Le tribunal judiciaire, statuant le 28 juillet 2025, prononce la résolution d’un plan de redressement et ouvre une liquidation judiciaire. Le débiteur, en défaut de paiement, a cessé son activité et se déclare dans l’impossibilité de faire face à ses dettes. La juridiction, constatant un nouvel état de cessation des paiements, applique les articles L. 626-27 et L. 631-20 du code de commerce. Elle renonce cependant à fixer la date précise de cette cessation, la présumant au jour du jugement en vertu de l’article L. 631-8.
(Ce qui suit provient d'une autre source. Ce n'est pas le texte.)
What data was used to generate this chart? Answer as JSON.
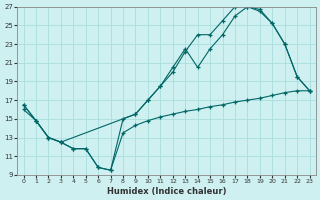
{
  "xlabel": "Humidex (Indice chaleur)",
  "background_color": "#cef0f0",
  "grid_color": "#aadddd",
  "line_color": "#006666",
  "xlim": [
    -0.5,
    23.5
  ],
  "ylim": [
    9,
    27
  ],
  "xticks": [
    0,
    1,
    2,
    3,
    4,
    5,
    6,
    7,
    8,
    9,
    10,
    11,
    12,
    13,
    14,
    15,
    16,
    17,
    18,
    19,
    20,
    21,
    22,
    23
  ],
  "yticks": [
    9,
    11,
    13,
    15,
    17,
    19,
    21,
    23,
    25,
    27
  ],
  "curve1_x": [
    0,
    1,
    2,
    3,
    4,
    5,
    6,
    7,
    8,
    9,
    10,
    11,
    12,
    13,
    14,
    15,
    16,
    17,
    18,
    19,
    20,
    21,
    22,
    23
  ],
  "curve1_y": [
    16.5,
    14.8,
    13.0,
    12.5,
    11.8,
    11.8,
    9.8,
    9.5,
    15.0,
    15.5,
    17.0,
    18.5,
    20.5,
    22.5,
    20.5,
    22.5,
    24.0,
    26.0,
    27.0,
    26.7,
    25.2,
    23.0,
    19.5,
    18.0
  ],
  "curve2_x": [
    0,
    1,
    2,
    3,
    9,
    10,
    11,
    12,
    13,
    14,
    15,
    16,
    17,
    18,
    19,
    20,
    21,
    22,
    23
  ],
  "curve2_y": [
    16.5,
    14.8,
    13.0,
    12.5,
    15.5,
    17.0,
    18.5,
    20.0,
    22.2,
    24.0,
    24.0,
    25.5,
    27.0,
    27.0,
    26.5,
    25.2,
    23.0,
    19.5,
    18.0
  ],
  "curve3_x": [
    0,
    1,
    2,
    3,
    4,
    5,
    6,
    7,
    8,
    9,
    10,
    11,
    12,
    13,
    14,
    15,
    16,
    17,
    18,
    19,
    20,
    21,
    22,
    23
  ],
  "curve3_y": [
    16.0,
    14.8,
    13.0,
    12.5,
    11.8,
    11.8,
    9.8,
    9.5,
    13.5,
    14.3,
    14.8,
    15.2,
    15.5,
    15.8,
    16.0,
    16.3,
    16.5,
    16.8,
    17.0,
    17.2,
    17.5,
    17.8,
    18.0,
    18.0
  ]
}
La résolution du plan fondée sur la cessation des paiements
Les conditions légales de la résolution sont réunies en l’espèce. Le débiteur n’est pas à jour du paiement des échéances de son plan de redressement. Il a informé le commissaire à l’exécution du plan de sa décision de cesser son activité. Surtout, il « ne dispose plus des ressources financières suffisantes pour faire face au paiement de l’ensemble de ses dettes exigibles » (Motifs). Ce constat matériel établit légalement l’état de cessation des paiements, condition sine qua non de la résolution. « Lorsque la cessation des paiements du débiteur est constatée au cours de l’exécution du plan de redressement, le tribunal décide après avis du ministère public, sa résolution et ouvre une procédure de liquidation judiciaire » (Cour d’appel de Paris, le 23 avril 2024, n°23/16277). La décision opère ainsi une application stricte du texte, en distinguant le simple défaut de plan de la situation de cessation des paiements. La valeur de cette motivation réside dans son rappel de la condition substantielle requise, évitant une résolution automatique pour simple inexécution.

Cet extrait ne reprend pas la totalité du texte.